Instead of spending their summer break studying or relaxing, thousands of Iraqi students have been getting military and intelligence training so that they are able to do their part fighting the extremist group known as the Islamic State, if they have to.
On June 5, Iraq's highest Shiite Muslim religious authority, the Grand Ayatollah Ali al-Sistani called on the students to engage in “intellectual, cultural, ... and weapons training”. In the announcement, which was passed on through al-Sistani's spokesperson, Ahmad al-Safi, in a Friday sermon, it was explained that the students' training was being made available so that the students would be prepared for potential danger if they were called upon to face it. It was also about “the importance of a good understanding of the events taking place around us and increasing the students' awareness and understanding,” al-Safi explained.
Female students were not included in the call to come to military training.
As the Washington-based think tank, the Institute for the Study of War, pointed out, the new training programs would be run by militia groups already affiliated with the religious establishment in Najaf. “Shortly after [al-Sistani's call, one of the groups] Firqat al-Abas al-Qitaliyah began to open training centres to conduct 15-day military training cycles in Baghdad, Basra, Dhi Qar, Diyala, Muthana, Babel, Diwaniya, and Karbala,” the Institute reported in its June 25 release. The militias running the training tended to be affiliated with the religious establishment in Najaf and the Iraqi government, rather than have loyalties elsewhere like some of the other Iraqi militias who look more toward Iran.
The subtext to the religious establishment's message and the training seemed to be that patriotic Iraqi students would be able to act as sources of intelligence in their hometowns. It was not just about adding to the numbers of the volunteer, mostly Shiite Muslim, militias who were fighting the Islamic State, or IS, group around Iraq – nor was it just about having reserves to call up. It was about spotting potential terrorists and sleeper cells at home.

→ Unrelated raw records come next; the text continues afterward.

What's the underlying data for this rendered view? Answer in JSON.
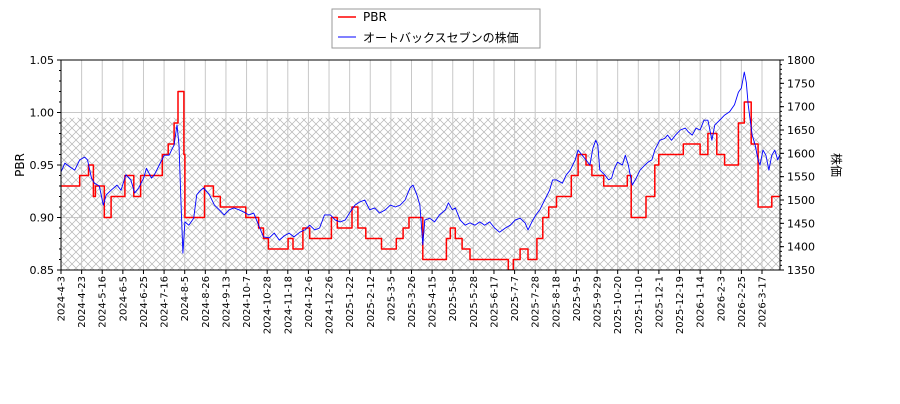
{
  "chart_data": {
    "type": "line",
    "title": "",
    "xlabel": "",
    "ylabel": "PBR",
    "ylabel_right": "株価",
    "ylim": [
      0.85,
      1.05
    ],
    "ylim_right": [
      1350,
      1800
    ],
    "yticks": [
      "0.85",
      "0.90",
      "0.95",
      "1.00",
      "1.05"
    ],
    "yticks_right": [
      "1350",
      "1400",
      "1450",
      "1500",
      "1550",
      "1600",
      "1650",
      "1700",
      "1750",
      "1800"
    ],
    "xticks": [
      "2024-4-3",
      "2024-4-23",
      "2024-5-16",
      "2024-6-5",
      "2024-6-25",
      "2024-7-16",
      "2024-8-5",
      "2024-8-26",
      "2024-9-13",
      "2024-10-7",
      "2024-10-28",
      "2024-11-18",
      "2024-12-6",
      "2024-12-26",
      "2025-1-22",
      "2025-2-12",
      "2025-3-5",
      "2025-3-26",
      "2025-4-15",
      "2025-5-8",
      "2025-5-28",
      "2025-6-17",
      "2025-7-7",
      "2025-7-28",
      "2025-8-18",
      "2025-9-5",
      "2025-9-29",
      "2025-10-20",
      "2025-11-10",
      "2025-12-1",
      "2025-12-19",
      "2026-1-14",
      "2026-2-3",
      "2026-2-25",
      "2026-3-17"
    ],
    "grid": true,
    "legend_position": "top-center",
    "series": [
      {
        "name": "PBR",
        "color": "#ff0000",
        "axis": "left",
        "step": true,
        "points": [
          [
            "2024-04-03",
            0.93
          ],
          [
            "2024-04-22",
            0.94
          ],
          [
            "2024-05-01",
            0.95
          ],
          [
            "2024-05-06",
            0.92
          ],
          [
            "2024-05-08",
            0.93
          ],
          [
            "2024-05-17",
            0.9
          ],
          [
            "2024-05-24",
            0.92
          ],
          [
            "2024-06-07",
            0.94
          ],
          [
            "2024-06-16",
            0.92
          ],
          [
            "2024-06-23",
            0.94
          ],
          [
            "2024-07-15",
            0.96
          ],
          [
            "2024-07-21",
            0.97
          ],
          [
            "2024-07-27",
            0.99
          ],
          [
            "2024-07-31",
            1.02
          ],
          [
            "2024-08-06",
            0.96
          ],
          [
            "2024-08-07",
            0.9
          ],
          [
            "2024-08-27",
            0.93
          ],
          [
            "2024-09-05",
            0.92
          ],
          [
            "2024-09-12",
            0.91
          ],
          [
            "2024-10-08",
            0.9
          ],
          [
            "2024-10-21",
            0.89
          ],
          [
            "2024-10-26",
            0.88
          ],
          [
            "2024-10-31",
            0.87
          ],
          [
            "2024-11-20",
            0.88
          ],
          [
            "2024-11-25",
            0.87
          ],
          [
            "2024-12-05",
            0.89
          ],
          [
            "2024-12-12",
            0.88
          ],
          [
            "2025-01-03",
            0.9
          ],
          [
            "2025-01-09",
            0.89
          ],
          [
            "2025-01-24",
            0.91
          ],
          [
            "2025-01-30",
            0.89
          ],
          [
            "2025-02-07",
            0.88
          ],
          [
            "2025-02-23",
            0.87
          ],
          [
            "2025-03-10",
            0.88
          ],
          [
            "2025-03-17",
            0.89
          ],
          [
            "2025-03-23",
            0.9
          ],
          [
            "2025-04-06",
            0.86
          ],
          [
            "2025-04-30",
            0.88
          ],
          [
            "2025-05-04",
            0.89
          ],
          [
            "2025-05-09",
            0.88
          ],
          [
            "2025-05-16",
            0.87
          ],
          [
            "2025-05-24",
            0.86
          ],
          [
            "2025-07-02",
            0.85
          ],
          [
            "2025-07-07",
            0.86
          ],
          [
            "2025-07-14",
            0.87
          ],
          [
            "2025-07-22",
            0.86
          ],
          [
            "2025-07-31",
            0.88
          ],
          [
            "2025-08-06",
            0.9
          ],
          [
            "2025-08-12",
            0.91
          ],
          [
            "2025-08-20",
            0.92
          ],
          [
            "2025-09-04",
            0.94
          ],
          [
            "2025-09-11",
            0.96
          ],
          [
            "2025-09-19",
            0.95
          ],
          [
            "2025-09-25",
            0.94
          ],
          [
            "2025-10-07",
            0.93
          ],
          [
            "2025-10-31",
            0.94
          ],
          [
            "2025-11-04",
            0.9
          ],
          [
            "2025-11-19",
            0.92
          ],
          [
            "2025-11-28",
            0.95
          ],
          [
            "2025-12-02",
            0.96
          ],
          [
            "2025-12-27",
            0.97
          ],
          [
            "2026-01-13",
            0.96
          ],
          [
            "2026-01-21",
            0.98
          ],
          [
            "2026-01-30",
            0.96
          ],
          [
            "2026-02-07",
            0.95
          ],
          [
            "2026-02-21",
            0.99
          ],
          [
            "2026-02-27",
            1.01
          ],
          [
            "2026-03-06",
            0.97
          ],
          [
            "2026-03-13",
            0.91
          ],
          [
            "2026-03-27",
            0.92
          ],
          [
            "2026-04-04",
            0.92
          ]
        ]
      },
      {
        "name": "オートバックスセブンの株価",
        "color": "#0000ff",
        "axis": "right",
        "step": false,
        "points": [
          [
            "2024-04-03",
            1560
          ],
          [
            "2024-04-07",
            1579
          ],
          [
            "2024-04-12",
            1571
          ],
          [
            "2024-04-17",
            1564
          ],
          [
            "2024-04-22",
            1586
          ],
          [
            "2024-04-27",
            1592
          ],
          [
            "2024-04-30",
            1586
          ],
          [
            "2024-05-04",
            1547
          ],
          [
            "2024-05-07",
            1536
          ],
          [
            "2024-05-12",
            1530
          ],
          [
            "2024-05-16",
            1489
          ],
          [
            "2024-05-19",
            1511
          ],
          [
            "2024-05-24",
            1521
          ],
          [
            "2024-05-30",
            1532
          ],
          [
            "2024-06-03",
            1521
          ],
          [
            "2024-06-08",
            1554
          ],
          [
            "2024-06-13",
            1543
          ],
          [
            "2024-06-17",
            1515
          ],
          [
            "2024-06-21",
            1526
          ],
          [
            "2024-06-26",
            1547
          ],
          [
            "2024-06-29",
            1568
          ],
          [
            "2024-07-04",
            1547
          ],
          [
            "2024-07-07",
            1554
          ],
          [
            "2024-07-12",
            1575
          ],
          [
            "2024-07-17",
            1596
          ],
          [
            "2024-07-22",
            1596
          ],
          [
            "2024-07-27",
            1618
          ],
          [
            "2024-07-30",
            1661
          ],
          [
            "2024-08-01",
            1618
          ],
          [
            "2024-08-03",
            1500
          ],
          [
            "2024-08-05",
            1386
          ],
          [
            "2024-08-07",
            1453
          ],
          [
            "2024-08-11",
            1446
          ],
          [
            "2024-08-16",
            1461
          ],
          [
            "2024-08-19",
            1511
          ],
          [
            "2024-08-23",
            1521
          ],
          [
            "2024-08-26",
            1526
          ],
          [
            "2024-09-01",
            1511
          ],
          [
            "2024-09-06",
            1489
          ],
          [
            "2024-09-11",
            1479
          ],
          [
            "2024-09-16",
            1468
          ],
          [
            "2024-09-21",
            1479
          ],
          [
            "2024-09-26",
            1483
          ],
          [
            "2024-10-01",
            1479
          ],
          [
            "2024-10-06",
            1474
          ],
          [
            "2024-10-11",
            1468
          ],
          [
            "2024-10-16",
            1472
          ],
          [
            "2024-10-21",
            1446
          ],
          [
            "2024-10-26",
            1421
          ],
          [
            "2024-11-01",
            1419
          ],
          [
            "2024-11-06",
            1429
          ],
          [
            "2024-11-11",
            1414
          ],
          [
            "2024-11-16",
            1423
          ],
          [
            "2024-11-21",
            1429
          ],
          [
            "2024-11-26",
            1421
          ],
          [
            "2024-12-02",
            1431
          ],
          [
            "2024-12-07",
            1436
          ],
          [
            "2024-12-12",
            1446
          ],
          [
            "2024-12-17",
            1436
          ],
          [
            "2024-12-22",
            1440
          ],
          [
            "2024-12-27",
            1468
          ],
          [
            "2025-01-02",
            1468
          ],
          [
            "2025-01-07",
            1457
          ],
          [
            "2025-01-12",
            1453
          ],
          [
            "2025-01-17",
            1457
          ],
          [
            "2025-01-22",
            1474
          ],
          [
            "2025-01-27",
            1489
          ],
          [
            "2025-02-01",
            1496
          ],
          [
            "2025-02-06",
            1500
          ],
          [
            "2025-02-11",
            1479
          ],
          [
            "2025-02-16",
            1483
          ],
          [
            "2025-02-21",
            1472
          ],
          [
            "2025-02-27",
            1479
          ],
          [
            "2025-03-04",
            1489
          ],
          [
            "2025-03-09",
            1485
          ],
          [
            "2025-03-14",
            1489
          ],
          [
            "2025-03-19",
            1500
          ],
          [
            "2025-03-24",
            1526
          ],
          [
            "2025-03-27",
            1532
          ],
          [
            "2025-03-31",
            1511
          ],
          [
            "2025-04-03",
            1489
          ],
          [
            "2025-04-06",
            1404
          ],
          [
            "2025-04-08",
            1457
          ],
          [
            "2025-04-13",
            1461
          ],
          [
            "2025-04-18",
            1453
          ],
          [
            "2025-04-23",
            1468
          ],
          [
            "2025-04-29",
            1479
          ],
          [
            "2025-05-02",
            1494
          ],
          [
            "2025-05-06",
            1479
          ],
          [
            "2025-05-09",
            1483
          ],
          [
            "2025-05-14",
            1457
          ],
          [
            "2025-05-19",
            1446
          ],
          [
            "2025-05-24",
            1451
          ],
          [
            "2025-05-29",
            1446
          ],
          [
            "2025-06-03",
            1453
          ],
          [
            "2025-06-08",
            1446
          ],
          [
            "2025-06-13",
            1453
          ],
          [
            "2025-06-18",
            1440
          ],
          [
            "2025-06-23",
            1431
          ],
          [
            "2025-06-29",
            1440
          ],
          [
            "2025-07-04",
            1446
          ],
          [
            "2025-07-09",
            1457
          ],
          [
            "2025-07-14",
            1461
          ],
          [
            "2025-07-19",
            1451
          ],
          [
            "2025-07-22",
            1436
          ],
          [
            "2025-07-26",
            1453
          ],
          [
            "2025-07-30",
            1468
          ],
          [
            "2025-08-03",
            1479
          ],
          [
            "2025-08-08",
            1500
          ],
          [
            "2025-08-13",
            1521
          ],
          [
            "2025-08-16",
            1543
          ],
          [
            "2025-08-20",
            1543
          ],
          [
            "2025-08-26",
            1536
          ],
          [
            "2025-08-30",
            1554
          ],
          [
            "2025-09-03",
            1564
          ],
          [
            "2025-09-08",
            1586
          ],
          [
            "2025-09-11",
            1607
          ],
          [
            "2025-09-15",
            1596
          ],
          [
            "2025-09-19",
            1586
          ],
          [
            "2025-09-23",
            1575
          ],
          [
            "2025-09-26",
            1611
          ],
          [
            "2025-09-29",
            1628
          ],
          [
            "2025-10-01",
            1618
          ],
          [
            "2025-10-03",
            1564
          ],
          [
            "2025-10-08",
            1554
          ],
          [
            "2025-10-12",
            1543
          ],
          [
            "2025-10-15",
            1547
          ],
          [
            "2025-10-18",
            1568
          ],
          [
            "2025-10-21",
            1581
          ],
          [
            "2025-10-26",
            1575
          ],
          [
            "2025-10-29",
            1596
          ],
          [
            "2025-11-01",
            1575
          ],
          [
            "2025-11-05",
            1532
          ],
          [
            "2025-11-09",
            1547
          ],
          [
            "2025-11-13",
            1564
          ],
          [
            "2025-11-18",
            1575
          ],
          [
            "2025-11-21",
            1581
          ],
          [
            "2025-11-25",
            1586
          ],
          [
            "2025-11-28",
            1607
          ],
          [
            "2025-12-03",
            1628
          ],
          [
            "2025-12-08",
            1632
          ],
          [
            "2025-12-11",
            1639
          ],
          [
            "2025-12-15",
            1628
          ],
          [
            "2025-12-19",
            1639
          ],
          [
            "2025-12-24",
            1650
          ],
          [
            "2025-12-29",
            1654
          ],
          [
            "2026-01-01",
            1646
          ],
          [
            "2026-01-05",
            1639
          ],
          [
            "2026-01-09",
            1654
          ],
          [
            "2026-01-13",
            1650
          ],
          [
            "2026-01-17",
            1671
          ],
          [
            "2026-01-21",
            1671
          ],
          [
            "2026-01-23",
            1650
          ],
          [
            "2026-01-25",
            1628
          ],
          [
            "2026-01-28",
            1661
          ],
          [
            "2026-02-02",
            1671
          ],
          [
            "2026-02-07",
            1682
          ],
          [
            "2026-02-12",
            1689
          ],
          [
            "2026-02-17",
            1704
          ],
          [
            "2026-02-21",
            1731
          ],
          [
            "2026-02-24",
            1740
          ],
          [
            "2026-02-27",
            1774
          ],
          [
            "2026-03-01",
            1752
          ],
          [
            "2026-03-03",
            1704
          ],
          [
            "2026-03-05",
            1671
          ],
          [
            "2026-03-07",
            1639
          ],
          [
            "2026-03-10",
            1618
          ],
          [
            "2026-03-13",
            1586
          ],
          [
            "2026-03-15",
            1575
          ],
          [
            "2026-03-18",
            1607
          ],
          [
            "2026-03-21",
            1596
          ],
          [
            "2026-03-24",
            1564
          ],
          [
            "2026-03-27",
            1596
          ],
          [
            "2026-03-30",
            1607
          ],
          [
            "2026-04-02",
            1586
          ],
          [
            "2026-04-04",
            1596
          ]
        ]
      }
    ]
  }
}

“We want every student to become the eyes of our intelligence services in his area or in his university,” confirmed Wasfi Hashem, a spokesperson for the training department of the volunteer militias. “As the department responsible for the military training of the volunteers, we will provide all required facilities and give them all the assistance they need.”
The training took place in 15 day periods over 45 days in total. During the courses students on holiday learned how to use weapons and fight and they also did physical training. Collaborating with the Ministries of Education and of Higher Education, the militias in charge of the training say they also want to distance the courses from any sectarian or ethnic affiliations. The door was open to any and all students who wanted to join in. And the training was voluntary.
“We are not forcing anyone to come here,” one of the trainers, Mohammed Wannas, told NIQASH; his course is being carried out on university grounds in the upmarket and mostly-Sunni-Muslim-populated Adhamiya neighbourhood of Baghdad. “Any person who wants the training can come and get it here,” Wannas said, noting that he and his fellow trainers were well aware of Iraq's problematic social divisions and that they were actively avoiding making them an issue.
Speaking to the student volunteers in Adhamiya, none of them appeared to have any problem trading their summer break for military preparedness. Obviously, because the training was voluntary, the students who chose to come had their reasons for joining: Some were there because their religious leadership had asked them to be there, others wanted to serve their country and assist in areas that had previously been liberated from the IS group. Others still said they thought it was just a good idea to learn some skills with weapons and martial arts. None of their families had any problem with their decision to do military training over the holidays, they told NIQASH.
“We came here to be trained on how to protect our country and as a response to the call of our religious authority,” explains one student, Raed Diaa. “At the moment we're doing weapons training and we are going to be ready to defend our country at any time. This is a sacred duty.”
“We are all soldiers when it comes to the defence of our dear country against the IS group,” adds Rafat Subhi, an employee of the university who had also signed up for the course during the holidays.
The students' potential as sources of intelligence may also play a big part in a new security plan that is apparently being developed for the Iraqi capital, with a view to implementing it in September. According to Mohammed al-Rubaie, a member of the provincial council's security committee, the new plan involves 22 central control points that will reduce the potential for sleeper cells in Baghdad as well as the entry of car bombs into the city.